What has been your experience of Pembroke and of International Programmes?
Professor Winter came to Pembroke in 1966 to study for a PhD on the First World War. At that time the discipline was not a major one. He describes his time at Pembroke as the first steps he took into the field he has worked in ever since, saying that the assistance and encouragement of Tony Camps (1929; Master, 1970-81), and Professor David Joslin (1950), who opened the door for him at Pembroke, have helped make him the historian he is today.
In 1979 Jay became a Fellow. At that point International Programmes was becoming important, as a number of different institutions wanted to find summer teaching for their students. The most successful was the University of California at Berkley. International Programmes was part of the extension of facilities for students whose later years included a return to England, and return to Cambridge in some cases, that came directly out of their experience in the College. It was the beginning of the globalisation of Pembroke. One colleague, then Senior Tutor Clive Trebilcock (1965), worked hard to encourage Japanese gifts to the college that resulted in the building of Foundress Court and clearing out and redesigning the space in which had been the Master’s Lodge. In the 1970s/80s the College was recognising that global education was the future, and that undergraduates across disciplines and former students had a vision of a global college. The Anglo-centric and old Commonwealth nature of the college was changing.
International Programmes were part of the broader changing of the College. International students were the first step in this transformation; they had a substantial impact on the College, not least by boosting the graduate community where before the overwhelming focus of the College had been on the undergraduates. With very talented graduates such as Bill Janeway (1965), an eminent banker, and poet and writer Clive James (1964), former graduates took on a much higher profile than ever before. Such transformations happened everywhere in Cambridge, but International Programmes had a specific impact on Pembroke through the introduction of international students.

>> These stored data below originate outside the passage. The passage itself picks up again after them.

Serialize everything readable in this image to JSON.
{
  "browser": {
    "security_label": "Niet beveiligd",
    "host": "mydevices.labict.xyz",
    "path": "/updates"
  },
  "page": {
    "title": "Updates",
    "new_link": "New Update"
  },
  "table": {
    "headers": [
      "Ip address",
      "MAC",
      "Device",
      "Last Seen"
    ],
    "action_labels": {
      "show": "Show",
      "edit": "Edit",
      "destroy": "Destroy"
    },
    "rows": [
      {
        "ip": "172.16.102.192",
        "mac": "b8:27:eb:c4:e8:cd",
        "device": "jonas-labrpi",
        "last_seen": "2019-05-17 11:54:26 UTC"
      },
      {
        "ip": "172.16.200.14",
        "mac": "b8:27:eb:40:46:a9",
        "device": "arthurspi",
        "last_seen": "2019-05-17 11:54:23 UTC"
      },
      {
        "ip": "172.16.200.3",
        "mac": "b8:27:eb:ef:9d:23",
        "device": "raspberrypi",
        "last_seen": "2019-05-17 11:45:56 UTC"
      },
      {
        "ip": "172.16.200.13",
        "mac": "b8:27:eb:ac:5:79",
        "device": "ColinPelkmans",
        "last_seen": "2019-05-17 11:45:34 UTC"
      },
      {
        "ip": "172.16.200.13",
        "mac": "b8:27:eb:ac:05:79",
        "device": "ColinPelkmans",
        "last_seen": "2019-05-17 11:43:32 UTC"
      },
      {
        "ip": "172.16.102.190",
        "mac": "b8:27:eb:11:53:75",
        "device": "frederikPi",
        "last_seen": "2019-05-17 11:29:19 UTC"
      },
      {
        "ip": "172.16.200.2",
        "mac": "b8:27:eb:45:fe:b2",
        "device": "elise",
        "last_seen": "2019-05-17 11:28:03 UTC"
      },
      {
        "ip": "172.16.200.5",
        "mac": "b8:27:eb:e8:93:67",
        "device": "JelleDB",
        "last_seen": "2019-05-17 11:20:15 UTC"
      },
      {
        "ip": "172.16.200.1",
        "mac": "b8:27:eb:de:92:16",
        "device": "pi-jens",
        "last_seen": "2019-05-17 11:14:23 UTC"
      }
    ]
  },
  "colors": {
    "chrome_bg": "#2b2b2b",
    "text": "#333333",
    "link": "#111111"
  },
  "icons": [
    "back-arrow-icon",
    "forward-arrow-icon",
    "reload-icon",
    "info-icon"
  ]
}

How does IP benefit students?
Coming to Cambridge matters more now to both domestic and international students because the job market and economy are suffering. Having spent time in England, and in Cambridge specifically, makes a real difference in job placement and academic work.

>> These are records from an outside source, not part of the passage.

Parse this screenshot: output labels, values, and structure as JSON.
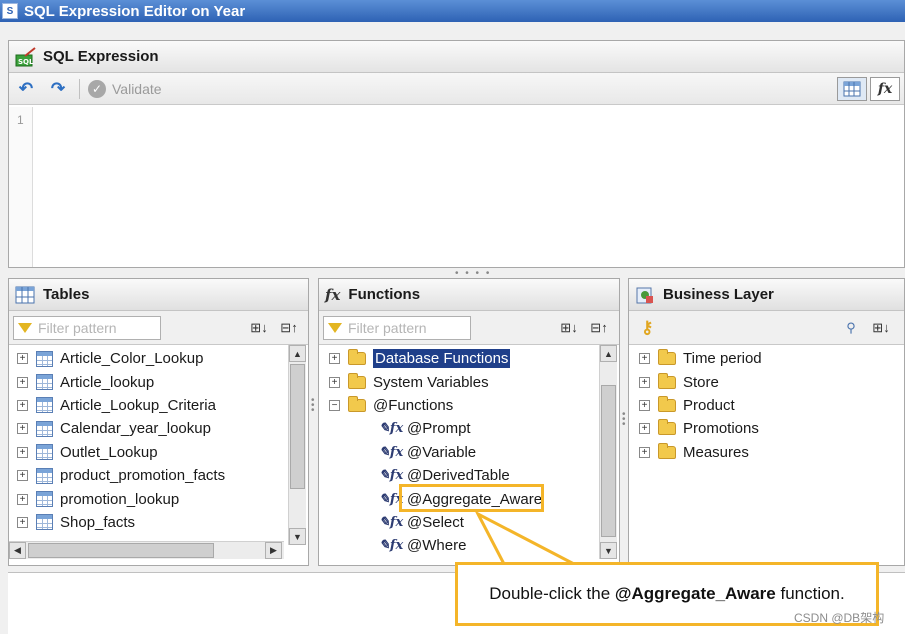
{
  "window": {
    "title": "SQL Expression Editor on Year"
  },
  "sql_panel": {
    "header": "SQL Expression",
    "validate_label": "Validate",
    "line_number": "1",
    "fx_label": "fx"
  },
  "tables": {
    "header": "Tables",
    "filter_placeholder": "Filter pattern",
    "items": [
      "Article_Color_Lookup",
      "Article_lookup",
      "Article_Lookup_Criteria",
      "Calendar_year_lookup",
      "Outlet_Lookup",
      "product_promotion_facts",
      "promotion_lookup",
      "Shop_facts"
    ]
  },
  "functions": {
    "header": "Functions",
    "header_icon": "fx",
    "filter_placeholder": "Filter pattern",
    "folders": [
      "Database Functions",
      "System Variables",
      "@Functions"
    ],
    "children": [
      "@Prompt",
      "@Variable",
      "@DerivedTable",
      "@Aggregate_Aware",
      "@Select",
      "@Where"
    ]
  },
  "business_layer": {
    "header": "Business Layer",
    "folders": [
      "Time period",
      "Store",
      "Product",
      "Promotions",
      "Measures"
    ]
  },
  "callout": {
    "prefix": "Double-click the ",
    "emphasis": "@Aggregate_Aware",
    "suffix": " function."
  },
  "watermark": "CSDN @DB架构",
  "colors": {
    "highlight": "#f4b529",
    "selection": "#1f3f8a"
  }
}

What do students do afterwards?
Students come from IP to work with Jay as PhD students. His own subject, the history of the First World War, expanded enormously as a subject of research. Graduate students follow supervisors. Jay has been a supervisor for 45 years, so he benefited from having individuals who were connected to his work and to Pembroke. This is a very personal link. The supervision of students is very personal in general. The personal touch makes a difference between people who remain visitors and people who become members of the College.

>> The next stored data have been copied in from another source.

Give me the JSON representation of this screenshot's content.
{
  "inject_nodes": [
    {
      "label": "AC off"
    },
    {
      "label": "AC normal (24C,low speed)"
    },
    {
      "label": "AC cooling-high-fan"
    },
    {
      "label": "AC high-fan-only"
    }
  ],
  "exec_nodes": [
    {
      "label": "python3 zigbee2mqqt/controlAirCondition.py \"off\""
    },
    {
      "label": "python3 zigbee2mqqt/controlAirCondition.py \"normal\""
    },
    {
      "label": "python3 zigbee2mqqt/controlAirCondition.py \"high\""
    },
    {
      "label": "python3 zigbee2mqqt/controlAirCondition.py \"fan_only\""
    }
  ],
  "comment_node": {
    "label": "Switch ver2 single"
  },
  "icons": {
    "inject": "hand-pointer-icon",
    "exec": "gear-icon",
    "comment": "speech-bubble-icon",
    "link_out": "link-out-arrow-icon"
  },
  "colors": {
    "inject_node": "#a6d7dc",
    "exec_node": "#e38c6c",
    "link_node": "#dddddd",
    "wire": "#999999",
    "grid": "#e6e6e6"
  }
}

How does the College benefit from IP?
No matter what form Brexit takes, the future of Britain is one connected to an international economy and environment. Our international relationships will affect the future of Britain regardless of how you voted in the referendum. The population of the Pembroke community is more international than ever before. Their globalised lives now start as soon as they begin university, not afterwards. This didn’t used to happen. Almost all universities of high calibre are global now, and the College has had to find ways to fit into that environment. Bringing international students to the College is part of that agenda.